Junho 14, 2007 às 10:47 am
Anderson
Adorei PARADISE NOW e TSOTSI tem q realmente ser mto bom pra ter tirado o prêmio dele.
Vou ver e depois t conto ;-)
Junho 14, 2007 às 4:29 pm
Wally
Quero bastante ver esse filme. Sem mesmo te-lo visto estava torcendo por ele no Oscar daquele ano. Paradise Now eu vi e gostei, porém, não achei uma maravilha, apenas bom, daria 3 estrelas à ele.
Junho 14, 2007 às 4:51 pm
Vinícius P.
Marfil. “Tsotsi” é mesmo um filme de impacto e, mesmo não sendo tão forte e relevante quanto “Cidade de Deus”, conseguiu por vezes me emocionar. Acho que o diretor pode ter uma boa carreira no cinema americano.
Anderson. Eu gostei muito de “Paradise Now”, acho que não tinha concorrente a altura dele naquele ano e o resultado final foi “marmelada” – não chegou a ser injusto, mas numa comparação “Tsotsi” perde feio. Até mais!

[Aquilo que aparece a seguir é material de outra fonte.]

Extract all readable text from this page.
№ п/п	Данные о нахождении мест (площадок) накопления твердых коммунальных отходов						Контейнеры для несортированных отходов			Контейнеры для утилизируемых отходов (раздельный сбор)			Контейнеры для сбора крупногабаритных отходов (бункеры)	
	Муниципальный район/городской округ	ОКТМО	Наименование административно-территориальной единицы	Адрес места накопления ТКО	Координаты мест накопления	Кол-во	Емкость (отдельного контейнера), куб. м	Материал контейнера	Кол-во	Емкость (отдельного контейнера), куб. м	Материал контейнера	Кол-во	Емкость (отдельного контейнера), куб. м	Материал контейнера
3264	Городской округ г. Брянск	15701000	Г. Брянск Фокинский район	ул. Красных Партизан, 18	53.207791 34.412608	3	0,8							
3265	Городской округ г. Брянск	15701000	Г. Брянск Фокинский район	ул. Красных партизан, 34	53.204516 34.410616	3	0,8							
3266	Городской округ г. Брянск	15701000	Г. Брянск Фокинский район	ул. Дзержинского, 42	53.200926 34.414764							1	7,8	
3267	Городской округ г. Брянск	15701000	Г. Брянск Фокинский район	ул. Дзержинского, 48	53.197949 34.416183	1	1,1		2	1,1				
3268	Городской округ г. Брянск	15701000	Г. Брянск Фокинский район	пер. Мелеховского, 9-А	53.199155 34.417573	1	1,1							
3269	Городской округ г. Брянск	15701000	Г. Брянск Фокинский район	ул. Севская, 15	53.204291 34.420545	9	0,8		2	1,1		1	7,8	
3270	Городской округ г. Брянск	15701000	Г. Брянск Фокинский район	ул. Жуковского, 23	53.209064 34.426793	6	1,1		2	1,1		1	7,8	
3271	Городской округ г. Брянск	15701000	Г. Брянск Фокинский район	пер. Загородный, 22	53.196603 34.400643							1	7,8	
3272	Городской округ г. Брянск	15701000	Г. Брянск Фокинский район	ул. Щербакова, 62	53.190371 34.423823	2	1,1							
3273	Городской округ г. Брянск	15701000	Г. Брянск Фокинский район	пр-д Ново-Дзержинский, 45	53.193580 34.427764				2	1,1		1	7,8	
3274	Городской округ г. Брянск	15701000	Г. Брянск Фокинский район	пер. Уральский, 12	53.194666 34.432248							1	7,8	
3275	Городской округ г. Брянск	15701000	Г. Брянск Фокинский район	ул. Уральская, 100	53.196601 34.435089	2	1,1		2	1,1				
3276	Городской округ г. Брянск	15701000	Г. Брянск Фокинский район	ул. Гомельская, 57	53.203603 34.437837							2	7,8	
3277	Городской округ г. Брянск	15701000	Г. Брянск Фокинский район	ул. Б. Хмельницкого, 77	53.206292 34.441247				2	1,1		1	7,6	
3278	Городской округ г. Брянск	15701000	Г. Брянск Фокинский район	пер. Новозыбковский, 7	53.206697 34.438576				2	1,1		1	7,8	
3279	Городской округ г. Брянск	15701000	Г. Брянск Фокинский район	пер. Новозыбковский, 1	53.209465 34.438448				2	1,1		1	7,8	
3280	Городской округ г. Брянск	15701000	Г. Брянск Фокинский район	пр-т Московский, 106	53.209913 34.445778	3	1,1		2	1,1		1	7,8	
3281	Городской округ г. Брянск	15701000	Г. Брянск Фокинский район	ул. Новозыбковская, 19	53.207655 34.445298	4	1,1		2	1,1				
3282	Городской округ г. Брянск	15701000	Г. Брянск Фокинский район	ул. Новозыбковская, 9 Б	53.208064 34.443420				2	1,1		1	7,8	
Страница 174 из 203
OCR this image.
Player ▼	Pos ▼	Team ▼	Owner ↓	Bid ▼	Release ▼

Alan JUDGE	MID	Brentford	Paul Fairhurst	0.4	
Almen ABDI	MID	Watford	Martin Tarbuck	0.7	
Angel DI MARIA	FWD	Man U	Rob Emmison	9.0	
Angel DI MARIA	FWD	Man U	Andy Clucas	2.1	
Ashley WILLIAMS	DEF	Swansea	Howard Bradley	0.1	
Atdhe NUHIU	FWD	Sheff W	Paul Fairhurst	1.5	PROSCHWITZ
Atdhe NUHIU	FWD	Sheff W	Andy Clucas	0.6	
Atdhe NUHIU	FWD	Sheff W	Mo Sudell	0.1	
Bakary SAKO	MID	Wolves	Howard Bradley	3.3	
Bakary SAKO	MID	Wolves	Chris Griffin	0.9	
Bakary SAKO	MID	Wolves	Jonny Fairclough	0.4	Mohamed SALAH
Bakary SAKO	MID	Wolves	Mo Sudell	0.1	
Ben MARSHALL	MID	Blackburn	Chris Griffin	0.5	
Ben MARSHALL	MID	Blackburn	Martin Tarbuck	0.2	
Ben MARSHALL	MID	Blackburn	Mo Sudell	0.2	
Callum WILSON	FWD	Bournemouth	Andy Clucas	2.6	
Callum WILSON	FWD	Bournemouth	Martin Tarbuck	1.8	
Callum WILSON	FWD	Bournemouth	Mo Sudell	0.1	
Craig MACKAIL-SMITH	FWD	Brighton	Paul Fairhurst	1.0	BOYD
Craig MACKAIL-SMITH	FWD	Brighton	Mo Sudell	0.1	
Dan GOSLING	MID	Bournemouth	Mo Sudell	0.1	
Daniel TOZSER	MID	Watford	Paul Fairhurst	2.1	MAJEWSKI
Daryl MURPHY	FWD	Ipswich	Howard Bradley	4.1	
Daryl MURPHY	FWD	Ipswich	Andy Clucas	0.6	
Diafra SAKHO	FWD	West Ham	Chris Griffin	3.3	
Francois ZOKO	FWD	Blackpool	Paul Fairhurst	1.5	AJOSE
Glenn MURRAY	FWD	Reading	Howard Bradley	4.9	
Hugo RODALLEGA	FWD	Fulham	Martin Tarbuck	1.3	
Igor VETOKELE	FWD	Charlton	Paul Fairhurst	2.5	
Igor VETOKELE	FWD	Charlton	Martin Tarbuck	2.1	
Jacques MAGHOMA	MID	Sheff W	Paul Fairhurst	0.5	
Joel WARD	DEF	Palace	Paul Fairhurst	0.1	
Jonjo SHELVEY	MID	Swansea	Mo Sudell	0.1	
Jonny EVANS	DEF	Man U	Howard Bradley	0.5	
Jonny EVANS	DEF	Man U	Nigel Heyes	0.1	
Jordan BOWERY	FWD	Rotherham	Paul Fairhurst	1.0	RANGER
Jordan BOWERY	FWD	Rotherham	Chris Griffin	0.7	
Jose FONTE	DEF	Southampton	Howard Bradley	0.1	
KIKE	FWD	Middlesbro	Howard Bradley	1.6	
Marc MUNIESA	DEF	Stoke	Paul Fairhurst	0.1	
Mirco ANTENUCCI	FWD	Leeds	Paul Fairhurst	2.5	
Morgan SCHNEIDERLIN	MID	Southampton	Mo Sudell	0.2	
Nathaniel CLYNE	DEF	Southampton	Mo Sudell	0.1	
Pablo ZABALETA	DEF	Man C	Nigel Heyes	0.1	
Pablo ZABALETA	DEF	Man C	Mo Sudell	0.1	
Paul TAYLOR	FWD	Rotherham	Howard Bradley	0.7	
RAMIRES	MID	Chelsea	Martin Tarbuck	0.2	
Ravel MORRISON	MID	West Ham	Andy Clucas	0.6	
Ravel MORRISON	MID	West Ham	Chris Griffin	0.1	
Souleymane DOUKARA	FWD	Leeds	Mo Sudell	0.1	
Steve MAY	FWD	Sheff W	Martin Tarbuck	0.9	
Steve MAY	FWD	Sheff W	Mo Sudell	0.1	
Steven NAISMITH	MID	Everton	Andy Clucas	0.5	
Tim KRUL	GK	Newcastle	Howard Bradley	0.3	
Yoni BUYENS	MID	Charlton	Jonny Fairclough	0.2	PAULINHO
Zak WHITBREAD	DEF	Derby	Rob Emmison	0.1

Wally. Eu torcia por “Paradise Now” mesmo, até porque era o único que eu tinha visto e achei ótimo. Como disse para o Anderson, considerei o resultado injusto a início, mas “Tsotsi” também é um bom filme – a questão é que foi muito mais um prêmio para a África do Sul do que para o filme em si.